Maske taktılar, cemaatle namaz yasağına uydular, saflar
arasına mesafe koydular, her türlü aptal ve geri zekalıca hareketi sorgulamadan
kabul ettiler, İblis’in dinine tabi oldular.
Tarihte hiç görülmemiş bir açıklıkla kâfir olmalarına rağmen
müslüman olduklarını iddia etmeye devam ettiler. Zaten giyim kuşamlara
bakıldığında hangisi Yahudi, hangisi Filistin’li o bile belli değil!
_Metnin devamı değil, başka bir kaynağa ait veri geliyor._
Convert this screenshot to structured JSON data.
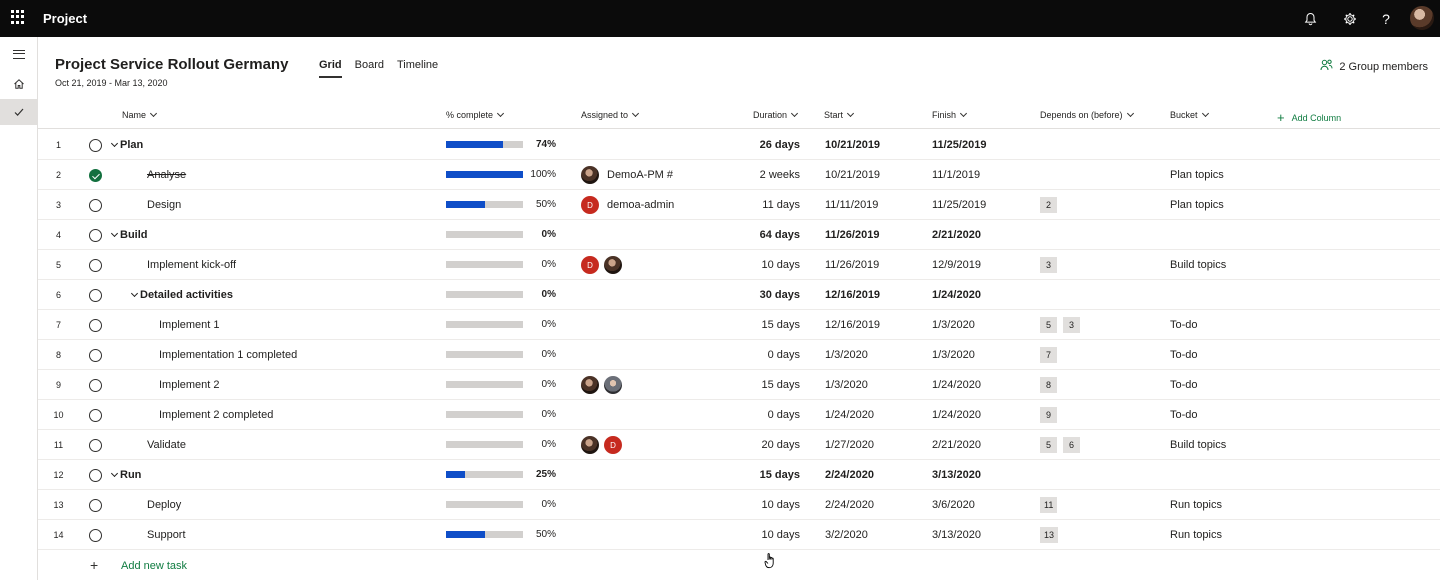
{
  "app": {
    "name": "Project"
  },
  "topbar": {
    "icons": [
      "bell-icon",
      "gear-icon",
      "help-icon"
    ],
    "help_glyph": "?"
  },
  "project": {
    "title": "Project Service Rollout Germany",
    "dates": "Oct 21, 2019 - Mar 13, 2020",
    "tabs": [
      {
        "label": "Grid",
        "active": true
      },
      {
        "label": "Board",
        "active": false
      },
      {
        "label": "Timeline",
        "active": false
      }
    ],
    "group_members": "2 Group members"
  },
  "columns": {
    "name": "Name",
    "percent": "% complete",
    "assigned": "Assigned to",
    "duration": "Duration",
    "start": "Start",
    "finish": "Finish",
    "depends": "Depends on (before)",
    "bucket": "Bucket",
    "add_column": "Add Column"
  },
  "tasks": [
    {
      "num": "1",
      "name": "Plan",
      "summary": true,
      "level": 0,
      "progress": 74,
      "pct": "74%",
      "assignees": [],
      "assignee_name": "",
      "duration": "26 days",
      "start": "10/21/2019",
      "finish": "11/25/2019",
      "depends": [],
      "bucket": "",
      "done": false
    },
    {
      "num": "2",
      "name": "Analyse",
      "summary": false,
      "level": 1,
      "progress": 100,
      "pct": "100%",
      "assignees": [
        "photo"
      ],
      "assignee_name": "DemoA-PM #",
      "duration": "2 weeks",
      "start": "10/21/2019",
      "finish": "11/1/2019",
      "depends": [],
      "bucket": "Plan topics",
      "done": true
    },
    {
      "num": "3",
      "name": "Design",
      "summary": false,
      "level": 1,
      "progress": 50,
      "pct": "50%",
      "assignees": [
        "D"
      ],
      "assignee_name": "demoa-admin",
      "duration": "11 days",
      "start": "11/11/2019",
      "finish": "11/25/2019",
      "depends": [
        "2"
      ],
      "bucket": "Plan topics",
      "done": false
    },
    {
      "num": "4",
      "name": "Build",
      "summary": true,
      "level": 0,
      "progress": 0,
      "pct": "0%",
      "assignees": [],
      "assignee_name": "",
      "duration": "64 days",
      "start": "11/26/2019",
      "finish": "2/21/2020",
      "depends": [],
      "bucket": "",
      "done": false
    },
    {
      "num": "5",
      "name": "Implement kick-off",
      "summary": false,
      "level": 1,
      "progress": 0,
      "pct": "0%",
      "assignees": [
        "D",
        "photo"
      ],
      "assignee_name": "",
      "duration": "10 days",
      "start": "11/26/2019",
      "finish": "12/9/2019",
      "depends": [
        "3"
      ],
      "bucket": "Build topics",
      "done": false
    },
    {
      "num": "6",
      "name": "Detailed activities",
      "summary": true,
      "level": 1,
      "progress": 0,
      "pct": "0%",
      "assignees": [],
      "assignee_name": "",
      "duration": "30 days",
      "start": "12/16/2019",
      "finish": "1/24/2020",
      "depends": [],
      "bucket": "",
      "done": false
    },
    {
      "num": "7",
      "name": "Implement 1",
      "summary": false,
      "level": 2,
      "progress": 0,
      "pct": "0%",
      "assignees": [],
      "assignee_name": "",
      "duration": "15 days",
      "start": "12/16/2019",
      "finish": "1/3/2020",
      "depends": [
        "5",
        "3"
      ],
      "bucket": "To-do",
      "done": false
    },
    {
      "num": "8",
      "name": "Implementation 1 completed",
      "summary": false,
      "level": 2,
      "progress": 0,
      "pct": "0%",
      "assignees": [],
      "assignee_name": "",
      "duration": "0 days",
      "start": "1/3/2020",
      "finish": "1/3/2020",
      "depends": [
        "7"
      ],
      "bucket": "To-do",
      "done": false
    },
    {
      "num": "9",
      "name": "Implement 2",
      "summary": false,
      "level": 2,
      "progress": 0,
      "pct": "0%",
      "assignees": [
        "photo",
        "photo2"
      ],
      "assignee_name": "",
      "duration": "15 days",
      "start": "1/3/2020",
      "finish": "1/24/2020",
      "depends": [
        "8"
      ],
      "bucket": "To-do",
      "done": false
    },
    {
      "num": "10",
      "name": "Implement 2 completed",
      "summary": false,
      "level": 2,
      "progress": 0,
      "pct": "0%",
      "assignees": [],
      "assignee_name": "",
      "duration": "0 days",
      "start": "1/24/2020",
      "finish": "1/24/2020",
      "depends": [
        "9"
      ],
      "bucket": "To-do",
      "done": false
    },
    {
      "num": "11",
      "name": "Validate",
      "summary": false,
      "level": 1,
      "progress": 0,
      "pct": "0%",
      "assignees": [
        "photo",
        "D"
      ],
      "assignee_name": "",
      "duration": "20 days",
      "start": "1/27/2020",
      "finish": "2/21/2020",
      "depends": [
        "5",
        "6"
      ],
      "bucket": "Build topics",
      "done": false
    },
    {
      "num": "12",
      "name": "Run",
      "summary": true,
      "level": 0,
      "progress": 25,
      "pct": "25%",
      "assignees": [],
      "assignee_name": "",
      "duration": "15 days",
      "start": "2/24/2020",
      "finish": "3/13/2020",
      "depends": [],
      "bucket": "",
      "done": false
    },
    {
      "num": "13",
      "name": "Deploy",
      "summary": false,
      "level": 1,
      "progress": 0,
      "pct": "0%",
      "assignees": [],
      "assignee_name": "",
      "duration": "10 days",
      "start": "2/24/2020",
      "finish": "3/6/2020",
      "depends": [
        "11"
      ],
      "bucket": "Run topics",
      "done": false
    },
    {
      "num": "14",
      "name": "Support",
      "summary": false,
      "level": 1,
      "progress": 50,
      "pct": "50%",
      "assignees": [],
      "assignee_name": "",
      "duration": "10 days",
      "start": "3/2/2020",
      "finish": "3/13/2020",
      "depends": [
        "13"
      ],
      "bucket": "Run topics",
      "done": false
    }
  ],
  "add_task": {
    "label": "Add new task",
    "icon": "plus-icon"
  },
  "colors": {
    "accent": "#107c41",
    "progress": "#0f4ec8",
    "topbar": "#0b0b0b",
    "avatar_initial": "#c62a1f"
  }
}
Müslüman olduklarını iddia edenler şayet müslüman olsalardı
ya da müslüman olarak kalmış olsalardı, yahudiler müslümanlara değil bir bomba,
bir taş dahi atmaya cesaret edemezlerdi.
Bu katliamlarda çocukların ölmesi farklı bir bakış açısına göre bir yandan teselli oluyor. Çünkü bu çocuklar yaşasalar, ana babaları gibi vahyin naslarına düşmanlık eden, seküler hayatın zevklerini talep eden, müzik dinleyen, sinemaya giden, kafir kılıklarına girmekte ve kadın erkek karışık ortamlarda bulunmakta sakınca görmeyen, sadece başörtüsü bağlamakla teberrüc yaptıkları halde tesettürlüymüş gibi münafıklık yapan, sakalını kesen, pantolon giyen, kravat takan, lgbti küfürleriyle sapmış sapkınlarla dostluk eden, demokrasi gibi küfürlere sempati duyan, özetle kendilerini öldüren yahudilerden yaşam tarzı olarak hiçbir farkları kalmayan kimseler olarak yetiştirileceklerdi belki de... Kafirler tarafından zillete düşürülmenin asıl sebebi de zaten bu sayılanlar değil mi? İzzeti Allah'a kulluk ve rasule ittibadan başka şeylerde aramak yüzünden değil mi?